The proposal also reveals something politically devastating for Morena: the tacit acknowledgment that the original judicial reform was not properly designed. If it had truly functioned as promised, there would be no need to postpone elections, redesign committees, tighten filters, or rebuild evaluation mechanisms just a few months after its implementation. The government attempts to justify the change by arguing logistical issues in organizing the 2027 elections and the judicial vote simultaneously, but the actual content of the initiative proves something much more serious. The ruling party detected that the system was losing social legitimacy, technical credibility, and economic confidence at a dangerously fast pace. Now, it is trying to contain the crisis before it completely explodes.

Meanwhile, a widening ideological fracture is becoming increasingly evident within Morena. On one side stands the radical sector that sought to completely transform the Supreme Court into an organ aligned with the political project of the Fourth Transformation. On the other appears the pragmatic wing that understood that destroying institutional counterweights can generate devastating economic consequences and international isolation. In the middle of that struggle, Lenia Batres seems to have become the most visible symbol of the clash between both visions. Consequently, the tension is no longer solely legal; it is now an open battle for the political future of the regime and for control of the Mexican judicial system.

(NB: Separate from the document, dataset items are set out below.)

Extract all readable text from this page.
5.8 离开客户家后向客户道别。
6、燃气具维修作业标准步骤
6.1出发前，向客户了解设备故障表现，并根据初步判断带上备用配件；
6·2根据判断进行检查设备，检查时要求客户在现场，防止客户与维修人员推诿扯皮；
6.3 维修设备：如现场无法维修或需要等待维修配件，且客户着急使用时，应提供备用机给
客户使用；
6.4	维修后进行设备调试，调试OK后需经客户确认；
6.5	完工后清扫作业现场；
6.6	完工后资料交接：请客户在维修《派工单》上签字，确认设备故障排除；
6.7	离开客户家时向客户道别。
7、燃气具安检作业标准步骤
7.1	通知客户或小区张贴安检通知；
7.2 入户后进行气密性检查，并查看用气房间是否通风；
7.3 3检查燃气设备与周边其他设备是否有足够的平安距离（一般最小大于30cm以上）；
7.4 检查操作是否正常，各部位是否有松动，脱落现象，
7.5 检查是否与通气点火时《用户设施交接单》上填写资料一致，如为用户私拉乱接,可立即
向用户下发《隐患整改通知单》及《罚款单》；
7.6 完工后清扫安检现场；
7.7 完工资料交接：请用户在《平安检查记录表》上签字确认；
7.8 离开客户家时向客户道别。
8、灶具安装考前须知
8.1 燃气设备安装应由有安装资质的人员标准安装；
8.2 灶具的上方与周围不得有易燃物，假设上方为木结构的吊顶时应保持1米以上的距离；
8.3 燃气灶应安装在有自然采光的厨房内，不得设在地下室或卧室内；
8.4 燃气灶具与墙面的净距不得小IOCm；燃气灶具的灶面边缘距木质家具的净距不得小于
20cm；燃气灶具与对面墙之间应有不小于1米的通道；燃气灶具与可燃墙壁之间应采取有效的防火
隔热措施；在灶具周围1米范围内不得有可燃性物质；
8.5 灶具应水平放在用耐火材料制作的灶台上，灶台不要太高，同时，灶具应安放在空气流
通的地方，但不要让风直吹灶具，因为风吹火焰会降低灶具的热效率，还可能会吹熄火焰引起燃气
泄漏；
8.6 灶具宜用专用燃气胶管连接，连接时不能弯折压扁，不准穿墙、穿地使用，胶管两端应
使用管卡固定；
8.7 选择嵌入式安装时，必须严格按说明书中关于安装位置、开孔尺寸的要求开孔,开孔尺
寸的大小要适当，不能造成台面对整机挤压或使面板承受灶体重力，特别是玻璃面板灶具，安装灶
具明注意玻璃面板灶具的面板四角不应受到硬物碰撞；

Today, the big question is brutally simple: Has Sheinbaum just begun the silent dismantling of López Obrador’s judicial reform? Because while the public discourse talks about “technical adjustments,” what we are actually witnessing is a complete reconstruction of the rules that will define who can control the Supreme Court in the coming years. And if the new conditions end up blocking paths for profiles considered too radical or excessively politicized, then the message for Lenia Batres will be devastating: the dream of politically dominating the country’s highest court might be ending before it even has a chance to begin.